Given two vector spaces $V,W$ over the field $\mathbb F$ with finite dimension,show that they are isomorphic if and only if $\text{dim(V)}=\text{dim(W)}$.
$\Longrightarrow$
This this direction looks pretty straightforward to me,since if the two vector spaces are isomorphic then it means that an isomorphic exists between them,which is a bijective homomorphism,and we know that if there exist a bijection between two sets then their cardinality is the same and if they are finite then $$\text{dim(V)}=\left|V\right|=\left|W\right|=\text{dim(W)}$$
$\Longleftarrow$
One can use the fact that every finite dimension vector space $V$ with $\text{dim (V)}=n$ is isomorphic to $\mathbb F^n$ and use the fact that the composition of isomorphism is another isomorphism.

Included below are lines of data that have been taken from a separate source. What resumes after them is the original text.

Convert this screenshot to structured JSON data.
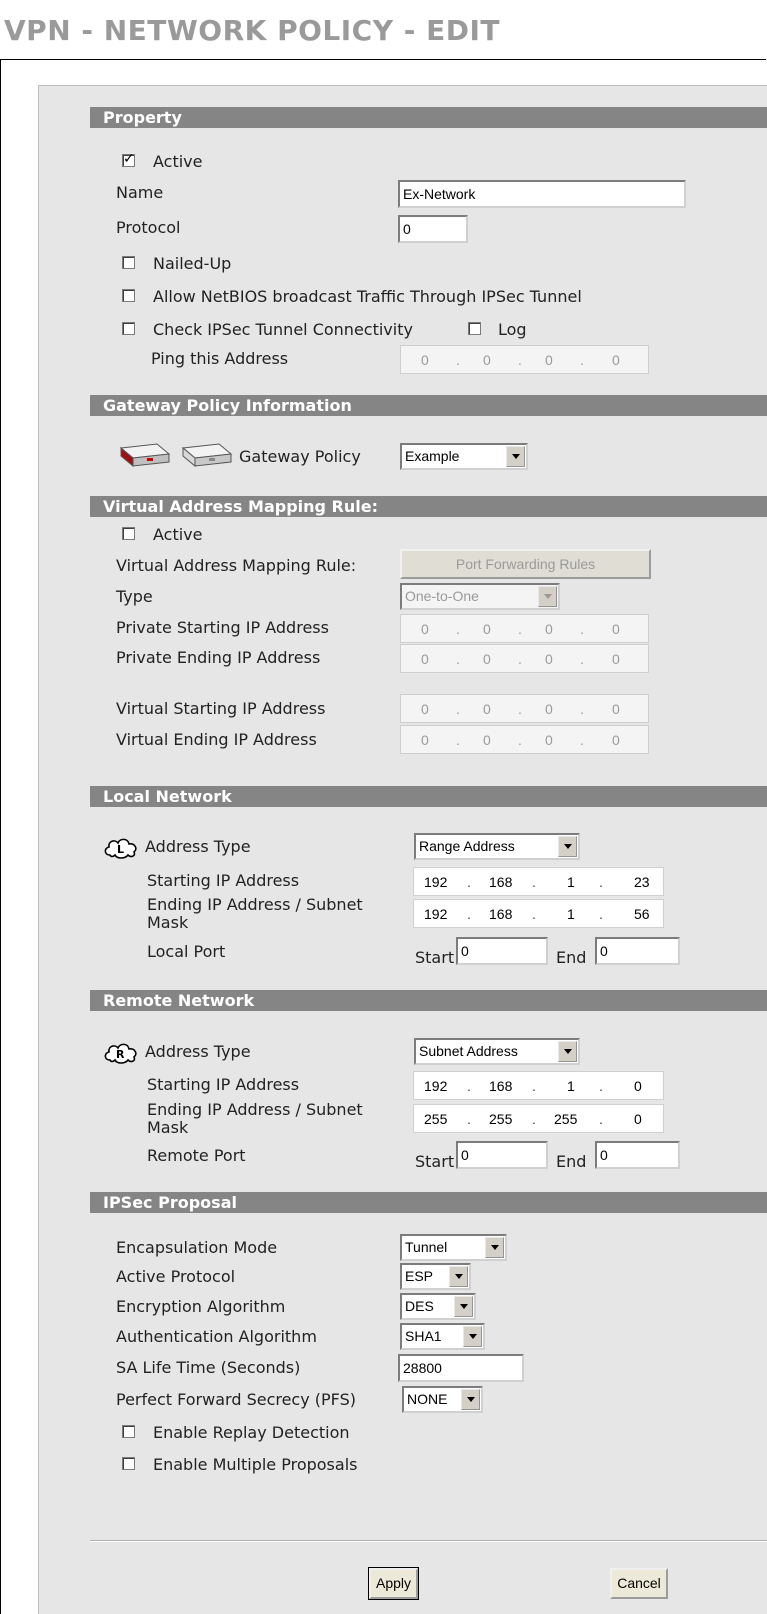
{
  "page_title": "VPN - NETWORK POLICY - EDIT",
  "property": {
    "header": "Property",
    "active_label": "Active",
    "name_label": "Name",
    "name_value": "Ex-Network",
    "protocol_label": "Protocol",
    "protocol_value": "0",
    "nailed_up_label": "Nailed-Up",
    "netbios_label": "Allow NetBIOS broadcast Traffic Through IPSec Tunnel",
    "check_ipsec_label": "Check IPSec Tunnel Connectivity",
    "log_label": "Log",
    "ping_label": "Ping this Address",
    "ping_ip": [
      "0",
      "0",
      "0",
      "0"
    ]
  },
  "gateway": {
    "header": "Gateway Policy Information",
    "policy_label": "Gateway Policy",
    "policy_value": "Example"
  },
  "vamr": {
    "header": "Virtual Address Mapping Rule:",
    "active_label": "Active",
    "rule_label": "Virtual Address Mapping Rule:",
    "port_forwarding_button": "Port Forwarding Rules",
    "type_label": "Type",
    "type_value": "One-to-One",
    "private_start_label": "Private Starting IP Address",
    "private_start_ip": [
      "0",
      "0",
      "0",
      "0"
    ],
    "private_end_label": "Private Ending IP Address",
    "private_end_ip": [
      "0",
      "0",
      "0",
      "0"
    ],
    "virtual_start_label": "Virtual Starting IP Address",
    "virtual_start_ip": [
      "0",
      "0",
      "0",
      "0"
    ],
    "virtual_end_label": "Virtual Ending IP Address",
    "virtual_end_ip": [
      "0",
      "0",
      "0",
      "0"
    ]
  },
  "local": {
    "header": "Local Network",
    "address_type_label": "Address Type",
    "address_type_value": "Range Address",
    "start_label": "Starting IP Address",
    "start_ip": [
      "192",
      "168",
      "1",
      "23"
    ],
    "end_label_line1": "Ending IP Address / Subnet",
    "end_label_line2": "Mask",
    "end_ip": [
      "192",
      "168",
      "1",
      "56"
    ],
    "port_label": "Local Port",
    "start_word": "Start",
    "start_port": "0",
    "end_word": "End",
    "end_port": "0"
  },
  "remote": {
    "header": "Remote Network",
    "address_type_label": "Address Type",
    "address_type_value": "Subnet Address",
    "start_label": "Starting IP Address",
    "start_ip": [
      "192",
      "168",
      "1",
      "0"
    ],
    "end_label_line1": "Ending IP Address / Subnet",
    "end_label_line2": "Mask",
    "end_ip": [
      "255",
      "255",
      "255",
      "0"
    ],
    "port_label": "Remote Port",
    "start_word": "Start",
    "start_port": "0",
    "end_word": "End",
    "end_port": "0"
  },
  "ipsec": {
    "header": "IPSec Proposal",
    "encap_label": "Encapsulation Mode",
    "encap_value": "Tunnel",
    "protocol_label": "Active Protocol",
    "protocol_value": "ESP",
    "encryption_label": "Encryption Algorithm",
    "encryption_value": "DES",
    "auth_label": "Authentication Algorithm",
    "auth_value": "SHA1",
    "sa_label": "SA Life Time (Seconds)",
    "sa_value": "28800",
    "pfs_label": "Perfect Forward Secrecy (PFS)",
    "pfs_value": "NONE",
    "replay_label": "Enable Replay Detection",
    "multiple_label": "Enable Multiple Proposals"
  },
  "buttons": {
    "apply": "Apply",
    "cancel": "Cancel"
  },
  "checks": {
    "property_active": true,
    "nailed_up": false,
    "netbios": false,
    "check_ipsec": false,
    "log": false,
    "vamr_active": false,
    "replay": false,
    "multiple": false
  },
  "colors": {
    "section_header_bg": "#858585",
    "panel_bg": "#e6e6e6",
    "title": "#9a9a9a"
  }
}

I'm not sure if my proof is right,it would be nice if someone checks that,thanks.
Best Answer
In $\Longrightarrow$, $\text{dim(V)}=\left|V\right|=\left|W\right|=\text{dim(W)}$ is false since dimension of a finite dimensional vector space is the size of a basis for that vector space, not the cardinality (or size) of the vector space itself.

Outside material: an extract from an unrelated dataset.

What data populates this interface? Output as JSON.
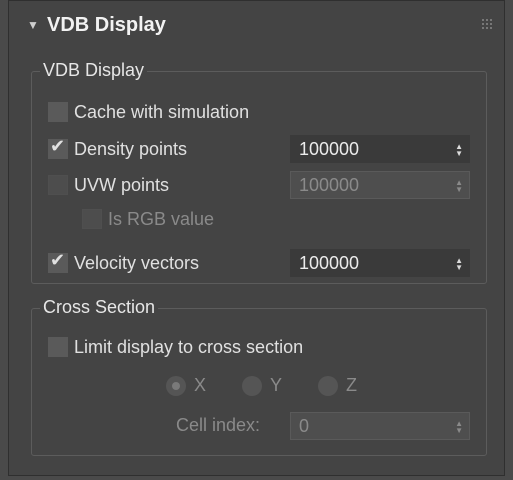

To prove this part, first define $B_V = \{v_1,...,v_n\}$ as a basis for $V$ with $\dim(V) = n$. Then, since $V$ and $W$ are isomorphic, there exists a linear transformation $T:V \to W$ such that $T$ is a bijection. Then, since $T$ is a linear transformation, it is uniquely determined by where it sends $v_1,...,v_n$ to. Now, you can show that $B_W = \{T(v_1),...,T(v_n)\}$ is a basis for $W$ by using the assumption that $T$ is bijective (injectivity will be useful for showing linear independence of $B_W$ and surjectivity will be useful for showing $\text{Span}(B_W) = W$).
For $\Longleftarrow$, I think your second argument is fine.